You will find it very useful to study the short stories of Rudyard Kipling, Sir James Barrie, and Mrs. Flora Annie Steel.
The Necessity for Careful Planning
Studying fiction in this way is exceedingly interesting, and wonderfully instructive. Obviously every author has his own individual methods, and no two work in exactly the same way. But if you examine these main features, which are common to most, you begin to realise something of the careful planning and forethought that go to the making of a story that is to grip its readers, and live beyond its first publication flush.
Perhaps you may be inclined to think that the bestowal of such minute care on the details of a book would tend to make it artificial and stilted; there are those who argue that the rough, slap-dash style is the only method by which we can catch the fine frenzy of genius in its unadulterated form! But all Art calls for attention to detail; anything that is to last must be the product of painstaking thought. Life itself is a mass of detail carefully planned by the Master-Mind.
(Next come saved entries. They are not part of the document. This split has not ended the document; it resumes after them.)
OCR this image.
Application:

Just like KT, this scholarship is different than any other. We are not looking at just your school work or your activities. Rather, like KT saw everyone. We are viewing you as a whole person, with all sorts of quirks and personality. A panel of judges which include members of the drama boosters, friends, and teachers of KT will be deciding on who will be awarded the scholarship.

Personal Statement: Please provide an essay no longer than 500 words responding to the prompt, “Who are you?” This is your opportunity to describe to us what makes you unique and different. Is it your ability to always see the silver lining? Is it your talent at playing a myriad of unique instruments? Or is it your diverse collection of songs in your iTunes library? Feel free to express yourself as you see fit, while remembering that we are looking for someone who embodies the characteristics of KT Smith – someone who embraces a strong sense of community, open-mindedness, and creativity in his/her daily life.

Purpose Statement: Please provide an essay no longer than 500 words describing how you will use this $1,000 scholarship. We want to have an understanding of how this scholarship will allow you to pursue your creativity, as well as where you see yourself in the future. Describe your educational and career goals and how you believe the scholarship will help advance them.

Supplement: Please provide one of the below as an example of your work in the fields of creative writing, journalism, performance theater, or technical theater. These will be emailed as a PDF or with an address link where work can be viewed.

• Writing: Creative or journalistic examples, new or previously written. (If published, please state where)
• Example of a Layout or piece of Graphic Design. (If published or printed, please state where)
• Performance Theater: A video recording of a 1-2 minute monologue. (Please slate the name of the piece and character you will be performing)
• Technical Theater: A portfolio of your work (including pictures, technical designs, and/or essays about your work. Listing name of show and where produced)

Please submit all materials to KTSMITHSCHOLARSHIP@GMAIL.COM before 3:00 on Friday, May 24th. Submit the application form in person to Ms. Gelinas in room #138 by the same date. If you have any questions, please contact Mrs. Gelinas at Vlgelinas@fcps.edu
If you study your own life, you will be amazed to find, as you look back upon the past, how every happening seems to be part of a wonderful mosaic, that nothing really stands quite alone with no bearing whatever on after events.
That the slap-dash method is much easier than the careful, thoughtful working-out of a story, I admit. But it does not wear—why? because there is really no body in the work; it is all on the surface, and therefore quickly evaporates. That which costs you next to nothing to produce, will result in next to nothing.
Of course, you can elaborate your work, and add a multitude of details all apparently bearing on the story, till the readers (and also the main features of the story) are lost in a mass of small-talk and unimportant events. But the secret of all good art is to know what to take and what to leave; and the genius of a writer is evidenced in the way he knows just what incidents to put down in order to gain the object he has in view, and what to omit as redundant, or unnecessary to the direct working out of his theme.
The Application
I am not analysing any novel to give you concrete examples of the points I have named. My object in writing these chapters is not so much to set down facts for you to memorise, as to help you to find out things for yourself.